Fischer and his team were not the only ones to get "lucky" at CLSA. The Asian oil and gas team comprising Simon Powell and Nelson Wang put their clients into Anton Oilfield Services at around HK$1 and have watched the stock rise more than 330 per cent over the past 12 months, making it Hong Kong 's best performing stock last year. But all good things come to an end. "We struggle to find a suitable valuation approach to justify current price levels and can only conclude that the market is pricing in blue-sky from shale gas, or is expecting much more growth than the sell side currently forecast," they wrote in a recent report calling time on the stock. Anton, which provides drilling and fracking services for oil and gas wells, has fallen by around 20 per cent since CLSA's recent sell recommendation.
SPRG in the fast lane
Hong Kong public relations firm SPRG has done well, surprisingly well some would say, in securing a deal with luxury sports car manufacturer Automobili Lamborghini. It will act as PR firm in its daily operations and major projects in China and selected countries in Asia-Pacific, according to Marketing magazine.

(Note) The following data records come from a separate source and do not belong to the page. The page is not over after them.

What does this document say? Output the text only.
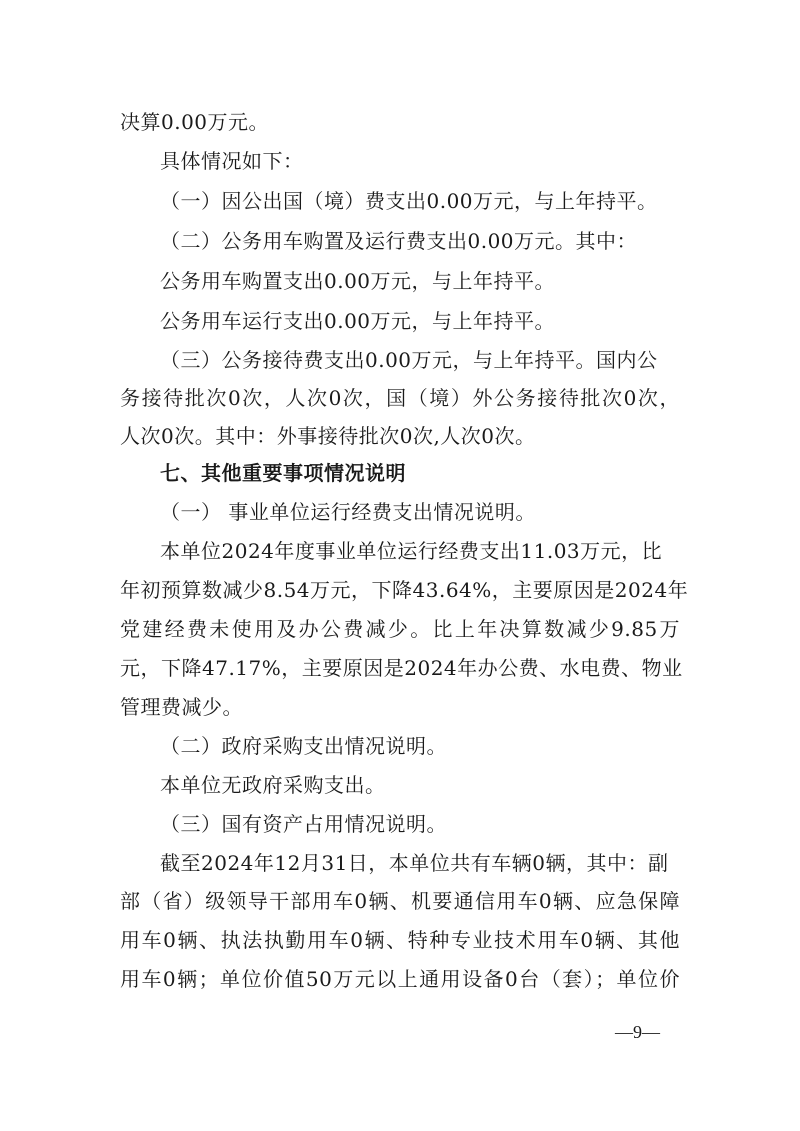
决算0.00万元。
具体情况如下：
（一）因公出国（境）费支出0.00万元，与上年持平。
（二）公务用车购置及运行费支出0.00万元。其中：
公务用车购置支出0.00万元，与上年持平。
公务用车运行支出0.00万元，与上年持平。
（三）公务接待费支出0.00万元，与上年持平。国内公
务接待批次0次，人次0次，国（境）外公务接待批次0次，
人次0次。其中：外事接待批次0次,人次0次。
七、其他重要事项情况说明
（一） 事业单位运行经费支出情况说明。
本单位2024年度事业单位运行经费支出11.03万元，比
年初预算数减少8.54万元，下降43.64%，主要原因是2024年
党建经费未使用及办公费减少。比上年决算数减少9.85万
元，下降47.17%，主要原因是2024年办公费、水电费、物业
管理费减少。
（二）政府采购支出情况说明。
本单位无政府采购支出。
（三）国有资产占用情况说明。
截至2024年12月31日，本单位共有车辆0辆，其中：副
部（省）级领导干部用车0辆、机要通信用车0辆、应急保障
用车0辆、执法执勤用车0辆、特种专业技术用车0辆、其他
用车0辆；单位价值50万元以上通用设备0台（套）；单位价
—9—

Aside from increasing familiarity to motorists, SPRG is being hired to build a more dynamic brand image of the label in the country, which is now Lamborghini's second largest market in the world as it celebrates its 50th anniversary this year. We'll know if SPRG has been successful when the children of senior party officials end up killing themselves at the wheel of a Lamborghini rather than a Ferrari, as they did in a number of highly publicised incidents last year.
We are looking forward with some anticipation to seeing what the Promoting Happiness Index Foundation and Hong Kong Productivity Council will come up with on Monday at their press conference.
This is the team, it will be recalled, that last year came up with Hong Kong's happiness at work index. The aim of this, according to its website, is "to help Hong Kong businesses enhance staff morale and create a delightful corporate culture conducive to standing against adversity …" It has to be said we have yet to experience the full benefit of this exercise.
However, on Monday the team takes its work a stage further with the launch of the "Happy Organisation Label Scheme". The implication appears to be that happiness in the work place can be enhanced by "happy labels". This appears fanciful but we don't want to prejudge. Gregory So Kam-leung, Secretary for Commerce and Economic Development, will be presiding over the event. Perhaps he should be renamed Secretary for Happiness.
Bad name syndrome
Li & Fung, the largest Hong Kong-listed trading and distribution company, yesterday warned its core operating profit would drop 40 per cent for the 2012 financial year which ended on December 31, mainly due to problems in its US subsidiary LF USA. The company replaced the president of its US operations in December. He was somewhat unfortunately named Richard Nixon Darling. A case of bad karma, perhaps.